From April 10 to April 26th, there was an issue that caused us to lose all incoming analytics data from roughly 10% of viewers. Specifically, we lost data from viewers whose timezone contained non-English (non-ASCII) characters.
Viewers whose browser language is set to something other than English can report timezones containing non-ASCII characters. For example, a viewer whose browser language is Portuguese and is in the Brasilia Standard Time timezone reports a timezone of “Horário Padrão de Brasília”. This is an example of a viewer whose data would have been lost during this period.
On April 10, we added date and timezone information to the payload our video player sends our analytics service to help us debug an issue. The presence of non-ASCII characters in the timezone caused the payloads to be encoded incorrectly and become corrupted. When these corrupted payloads were received by our analytics service they were deemed invalid and discarded. Regrettably, we did not have alerts in place to notify us of an uptick in invalid incoming data, which is why it took us far too long to notice the issue. On April 26, we applied a fix and resolved this issue moving forward.
Losing analytics data like this is a serious failure, and since resolving the issue we have begun work to ensure this or something like it does not happen again.
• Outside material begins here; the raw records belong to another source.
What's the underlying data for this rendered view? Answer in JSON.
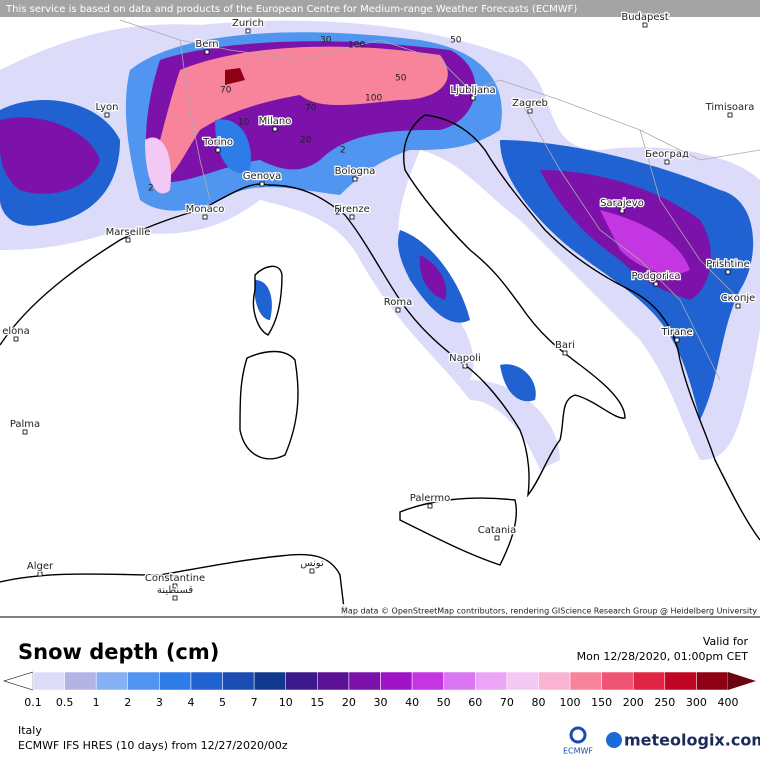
{
  "header": {
    "credit": "This service is based on data and products of the European Centre for Medium-range Weather Forecasts (ECMWF)"
  },
  "map": {
    "attribution": "Map data © OpenStreetMap contributors, rendering GIScience Research Group @ Heidelberg University",
    "cities": [
      "Budapest",
      "Zurich",
      "Bern",
      "Lyon",
      "Milano",
      "Torino",
      "Genova",
      "Monaco",
      "Marseille",
      "Bologna",
      "Firenze",
      "Roma",
      "Napoli",
      "Bari",
      "Palermo",
      "Catania",
      "Palma",
      "elona",
      "Alger",
      "Constantine",
      "قسنطينة",
      "تونس",
      "Ljubljana",
      "Zagreb",
      "Timisoara",
      "Београд",
      "Sarajevo",
      "Podgorica",
      "Prishtine",
      "Скопје",
      "Tirane"
    ],
    "contour_labels": [
      "100",
      "100",
      "70",
      "70",
      "50",
      "50",
      "30",
      "20",
      "10",
      "2",
      "2",
      "2"
    ]
  },
  "legend": {
    "title": "Snow depth (cm)",
    "ticks": [
      0.1,
      0.5,
      1,
      2,
      3,
      4,
      5,
      7,
      10,
      15,
      20,
      30,
      40,
      50,
      60,
      70,
      80,
      100,
      150,
      200,
      250,
      300,
      400
    ],
    "colors": [
      "#ffffff",
      "#dcdcfa",
      "#b4b4e4",
      "#86b0f4",
      "#5096f0",
      "#2e7ce8",
      "#2062d2",
      "#1a4cb2",
      "#12388e",
      "#3c1a8e",
      "#5c1296",
      "#7c12aa",
      "#a014c8",
      "#c436e2",
      "#da76f2",
      "#eaa6f4",
      "#f4c8f4",
      "#f8b4d2",
      "#f8849c",
      "#f05474",
      "#e02444",
      "#c00424",
      "#900014",
      "#6a0410"
    ]
  },
  "valid": {
    "label": "Valid for",
    "time": "Mon 12/28/2020, 01:00pm CET"
  },
  "footer": {
    "region": "Italy",
    "model": "ECMWF IFS HRES (10 days) from 12/27/2020/00z",
    "ecmwf": "ECMWF",
    "brand": "meteologix.com"
  }
}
Our analytics service has appropriate logging and alerts for cases where valid data payloads fail to be processed correctly by us, but we had insufficient logging and alerts for invalid or corrupt data payloads. We’re adding those to our system this week, and additionally we will store all corrupted payloads so that we can reprocess them in the future if needed. We will also be adding additional automated testing to our player to ensure we don’t accidentally introduce a change that causes the payloads to be malformed.